IEEE J Biomed Health Inform. 2014 Sep;18(5):1560-70. doi: 10.1109/JBHI.2013.2294692.
Late onset neonatal sepsis is one of the major clinical concerns when premature babies receive intensive care. Current practice relies on slow laboratory testing of blood cultures for diagnosis. A valuable research question is whether sepsis can be reliably detected before the blood sample is taken. This paper investigates the extent to which physiological events observed in the patient's monitoring traces could be used for the early detection of neonatal sepsis. We model the distribution of these events with an autoregressive hidden Markov model (AR-HMM). Both learning and inference carefully use domain knowledge to extract the baby's true physiology from the monitoring data. Our model can produce real-time predictions about the onset of the infection and also handles missing data. We evaluate the effectiveness of the AR-HMM for sepsis detection on a dataset collected from the Neonatal Intensive Care Unit at the Royal Infirmary of Edinburgh.

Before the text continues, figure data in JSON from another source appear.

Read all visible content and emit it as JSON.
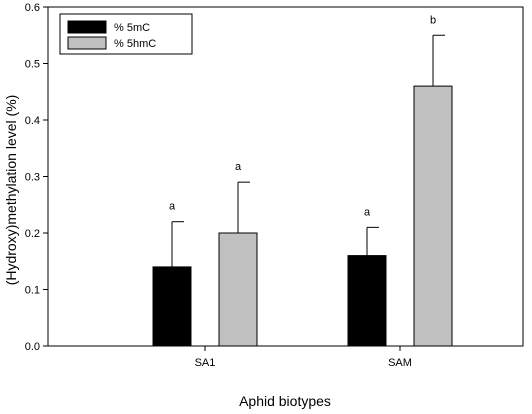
{
  "chart_data": {
    "type": "bar",
    "categories": [
      "SA1",
      "SAM"
    ],
    "series": [
      {
        "name": "% 5mC",
        "color": "#000000",
        "values": [
          0.14,
          0.16
        ],
        "errors": [
          0.08,
          0.05
        ],
        "labels": [
          "a",
          "a"
        ]
      },
      {
        "name": "% 5hmC",
        "color": "#c0c0c0",
        "values": [
          0.2,
          0.46
        ],
        "errors": [
          0.09,
          0.09
        ],
        "labels": [
          "a",
          "b"
        ]
      }
    ],
    "xlabel": "Aphid biotypes",
    "ylabel": "(Hydroxy)methylation level (%)",
    "ylim": [
      0,
      0.6
    ],
    "yticks": [
      "0.0",
      "0.1",
      "0.2",
      "0.3",
      "0.4",
      "0.5",
      "0.6"
    ],
    "legend_position": "top-left",
    "grid": false
  }
}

晚发型新生儿败血症是早产儿接受重症监护时的主要临床关注点之一。目前的做法依赖于对血培养的缓慢实验室检测来进行诊断。一个有价值的研究问题是,是否可以在采集血样之前可靠地检测到败血症。本文研究了在采集血样之前,可以在多大程度上利用患者监测轨迹中观察到的生理事件来早期检测新生儿败血症。我们使用自回归隐马尔可夫模型 (AR-HMM) 对这些事件的分布进行建模。学习和推断过程都仔细地利用领域知识从监测数据中提取婴儿的真实生理状态。我们的模型可以实时预测感染的发生,并且还可以处理缺失数据。我们在爱丁堡皇家医院新生儿重症监护病房收集的数据集上评估了 AR-HMM 对败血症检测的有效性。